Capitol Hill recently held a touchy hearing and debate about the practice of union federal employee members being paidwhile carrying out representational duties. The matter ended with an executive order to reduce its use.
House Oversight and Government Reform Committee Republicans attacked the official time practice in a hearing that didn’t include any information from employee groups. According to Republicans, this official time is a waste of taxpayer money. It was more of a subsidy.
Democrats, on the other hand, said official time leads to agencies saving money. Their explanati0on is that they help foster relationships between management and labor, decrease the number of formal grievances and litigation and let the parties work alongside each other to ensure more efficient operations are in line. They also work together to deal with future issues and enterprises.
Republican lawmakers looked at the 2017 fiscal year and found that more than 980 employees spent half their time on official time – 221 of those employees were earning $100,000 a year. Perhaps the issue was a vision because the very next day, President Donald Trump made it easy – through a series of executive orders – to fire employees who were not performing their duties and restricted their use of official time.
In one order, agencies could limit employees’ official time use to 25 percent of their workday when they were negotiating with unions. It barred employees from using the time to represent employees who were filing a grievance or appealing negative personnel action.
Federal employee unions have since denounced these executive orders, claiming they were nothing more than an assault on collective bargaining. The National Treasury Employees Union and American Federation of Government Employees said they were considering possible legal action to stop the orders from going into effect.
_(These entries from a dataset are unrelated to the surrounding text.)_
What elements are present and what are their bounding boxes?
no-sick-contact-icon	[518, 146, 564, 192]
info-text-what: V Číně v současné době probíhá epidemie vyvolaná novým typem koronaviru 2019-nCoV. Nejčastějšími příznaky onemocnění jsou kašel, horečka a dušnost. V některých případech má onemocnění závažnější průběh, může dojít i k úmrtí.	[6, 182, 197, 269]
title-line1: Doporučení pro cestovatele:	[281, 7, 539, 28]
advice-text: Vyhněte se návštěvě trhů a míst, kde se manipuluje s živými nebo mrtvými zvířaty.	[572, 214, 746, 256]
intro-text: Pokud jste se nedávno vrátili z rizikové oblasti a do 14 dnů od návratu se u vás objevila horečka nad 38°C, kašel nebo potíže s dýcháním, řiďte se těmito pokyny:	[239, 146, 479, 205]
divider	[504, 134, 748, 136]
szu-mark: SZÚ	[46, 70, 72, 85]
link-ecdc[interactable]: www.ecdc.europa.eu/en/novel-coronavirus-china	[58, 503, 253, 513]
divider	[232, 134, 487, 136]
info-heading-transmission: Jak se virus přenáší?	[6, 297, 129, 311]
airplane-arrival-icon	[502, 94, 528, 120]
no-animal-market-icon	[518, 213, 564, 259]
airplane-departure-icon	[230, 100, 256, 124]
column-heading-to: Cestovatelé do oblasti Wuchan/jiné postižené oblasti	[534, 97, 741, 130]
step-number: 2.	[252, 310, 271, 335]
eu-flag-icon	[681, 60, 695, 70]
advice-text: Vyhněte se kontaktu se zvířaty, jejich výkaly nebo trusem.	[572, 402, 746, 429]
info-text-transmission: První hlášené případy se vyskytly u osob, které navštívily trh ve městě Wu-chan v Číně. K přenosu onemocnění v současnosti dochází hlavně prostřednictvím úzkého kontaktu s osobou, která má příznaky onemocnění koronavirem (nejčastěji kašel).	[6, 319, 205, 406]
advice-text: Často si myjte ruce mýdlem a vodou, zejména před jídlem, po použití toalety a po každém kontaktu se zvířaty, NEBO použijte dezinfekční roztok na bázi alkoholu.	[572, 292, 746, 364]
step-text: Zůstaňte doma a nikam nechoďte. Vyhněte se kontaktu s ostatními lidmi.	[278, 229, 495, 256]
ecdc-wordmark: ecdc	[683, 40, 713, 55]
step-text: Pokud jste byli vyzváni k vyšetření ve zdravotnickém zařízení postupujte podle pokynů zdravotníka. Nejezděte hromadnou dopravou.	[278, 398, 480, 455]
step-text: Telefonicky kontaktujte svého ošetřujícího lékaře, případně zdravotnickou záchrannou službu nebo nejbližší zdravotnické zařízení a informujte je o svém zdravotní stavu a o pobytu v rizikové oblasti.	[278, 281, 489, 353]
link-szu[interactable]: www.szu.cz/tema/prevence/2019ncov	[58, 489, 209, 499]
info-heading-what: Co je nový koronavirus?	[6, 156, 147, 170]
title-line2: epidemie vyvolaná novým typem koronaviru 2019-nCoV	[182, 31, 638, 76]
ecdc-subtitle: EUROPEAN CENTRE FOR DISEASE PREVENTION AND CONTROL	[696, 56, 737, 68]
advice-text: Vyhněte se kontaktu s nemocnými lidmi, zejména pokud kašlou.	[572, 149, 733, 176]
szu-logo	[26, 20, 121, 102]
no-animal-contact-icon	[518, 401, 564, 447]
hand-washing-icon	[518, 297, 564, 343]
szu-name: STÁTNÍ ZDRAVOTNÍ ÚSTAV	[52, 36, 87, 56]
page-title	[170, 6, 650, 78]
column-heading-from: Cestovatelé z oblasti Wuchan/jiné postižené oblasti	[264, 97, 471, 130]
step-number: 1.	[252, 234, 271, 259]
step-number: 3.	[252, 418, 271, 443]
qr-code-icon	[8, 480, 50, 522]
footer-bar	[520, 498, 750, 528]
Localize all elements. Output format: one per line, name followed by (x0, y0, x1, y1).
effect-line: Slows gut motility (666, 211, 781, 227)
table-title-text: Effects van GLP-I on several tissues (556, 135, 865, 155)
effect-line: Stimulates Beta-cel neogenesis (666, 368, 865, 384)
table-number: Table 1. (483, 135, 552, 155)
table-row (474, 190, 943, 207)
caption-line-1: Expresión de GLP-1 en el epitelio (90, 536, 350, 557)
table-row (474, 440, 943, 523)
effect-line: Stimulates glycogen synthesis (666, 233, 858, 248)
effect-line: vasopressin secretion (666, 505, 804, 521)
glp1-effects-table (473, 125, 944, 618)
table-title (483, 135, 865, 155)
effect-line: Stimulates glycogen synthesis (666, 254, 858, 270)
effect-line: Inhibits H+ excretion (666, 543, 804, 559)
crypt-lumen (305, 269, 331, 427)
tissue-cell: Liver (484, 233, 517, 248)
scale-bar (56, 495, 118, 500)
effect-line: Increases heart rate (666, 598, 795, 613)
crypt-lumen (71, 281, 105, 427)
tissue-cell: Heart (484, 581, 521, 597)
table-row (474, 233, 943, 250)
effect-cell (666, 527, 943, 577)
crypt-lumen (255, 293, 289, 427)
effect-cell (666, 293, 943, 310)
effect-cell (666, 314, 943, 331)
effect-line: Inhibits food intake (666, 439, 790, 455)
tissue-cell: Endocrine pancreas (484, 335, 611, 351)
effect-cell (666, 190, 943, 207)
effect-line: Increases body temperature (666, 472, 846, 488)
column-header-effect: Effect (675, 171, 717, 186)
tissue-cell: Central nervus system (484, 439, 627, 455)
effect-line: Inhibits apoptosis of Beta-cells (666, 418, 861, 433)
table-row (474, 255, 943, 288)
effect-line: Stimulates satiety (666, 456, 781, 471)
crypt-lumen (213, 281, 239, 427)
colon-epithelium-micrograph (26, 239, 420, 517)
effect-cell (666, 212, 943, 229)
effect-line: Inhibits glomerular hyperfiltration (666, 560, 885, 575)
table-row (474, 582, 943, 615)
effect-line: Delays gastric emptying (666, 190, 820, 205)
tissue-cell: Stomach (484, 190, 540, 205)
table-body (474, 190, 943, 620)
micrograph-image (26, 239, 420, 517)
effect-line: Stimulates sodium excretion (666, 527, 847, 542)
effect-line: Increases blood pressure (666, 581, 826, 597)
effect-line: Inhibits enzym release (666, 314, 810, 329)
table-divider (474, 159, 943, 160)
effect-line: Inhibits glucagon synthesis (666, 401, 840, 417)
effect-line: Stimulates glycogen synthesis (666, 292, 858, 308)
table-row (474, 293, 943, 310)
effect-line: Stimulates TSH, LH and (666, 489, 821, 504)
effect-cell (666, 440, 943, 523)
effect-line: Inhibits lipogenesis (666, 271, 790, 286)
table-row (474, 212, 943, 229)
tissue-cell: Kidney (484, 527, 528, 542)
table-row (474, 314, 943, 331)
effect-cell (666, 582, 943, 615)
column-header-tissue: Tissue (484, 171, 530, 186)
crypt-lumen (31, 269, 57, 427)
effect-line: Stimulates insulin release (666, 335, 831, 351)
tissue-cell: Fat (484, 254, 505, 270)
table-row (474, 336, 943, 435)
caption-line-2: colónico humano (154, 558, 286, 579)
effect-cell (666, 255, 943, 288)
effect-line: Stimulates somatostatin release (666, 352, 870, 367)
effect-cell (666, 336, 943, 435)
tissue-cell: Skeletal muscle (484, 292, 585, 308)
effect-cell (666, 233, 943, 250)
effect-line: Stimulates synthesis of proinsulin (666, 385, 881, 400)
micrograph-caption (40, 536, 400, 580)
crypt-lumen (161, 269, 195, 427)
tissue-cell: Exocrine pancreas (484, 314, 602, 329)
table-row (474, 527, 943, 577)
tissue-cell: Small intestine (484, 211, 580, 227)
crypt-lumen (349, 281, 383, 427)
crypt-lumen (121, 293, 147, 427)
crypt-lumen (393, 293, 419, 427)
TSP officials, however, said they were in the initial phase of increasing the default contribution rate on any new federal employees, which would mean they could automatically benefit from the matching contribution the federal government provides when they become a public servant.
Ravindra Deo, TSP executive director, said starting in October 2019, all federal civilian employees hired after the date would automatically submit five percent, rather than three percent, of their pre-tax income into the 401(k)-like retirement savings program.
Kim Weaver, TSPspokeswoman, said the program has more than 70 percent of its participants contributing five percent, which is the maximum the federal government offers in matching funds. Weaver said the announcement about the increase in the default contribution rate gives agencies time to prepare their fiscal 2020 budget proposals for the new policy.
TSP officials said they were making the necessary moves to implement the 2017 law that allows federal workers and employees be able to easily withdraw money from retirement savings accounts. The implementation is set to go into full effect September 2019. When it does, participants can request partial withdrawals once a month after leaving federal service and four times a year for those still working for the government and are 59.5 years old.
For those already getting their withdrawals, they can make changes to how often the payments and how much the payments can be anytime rather than waiting until the open season period.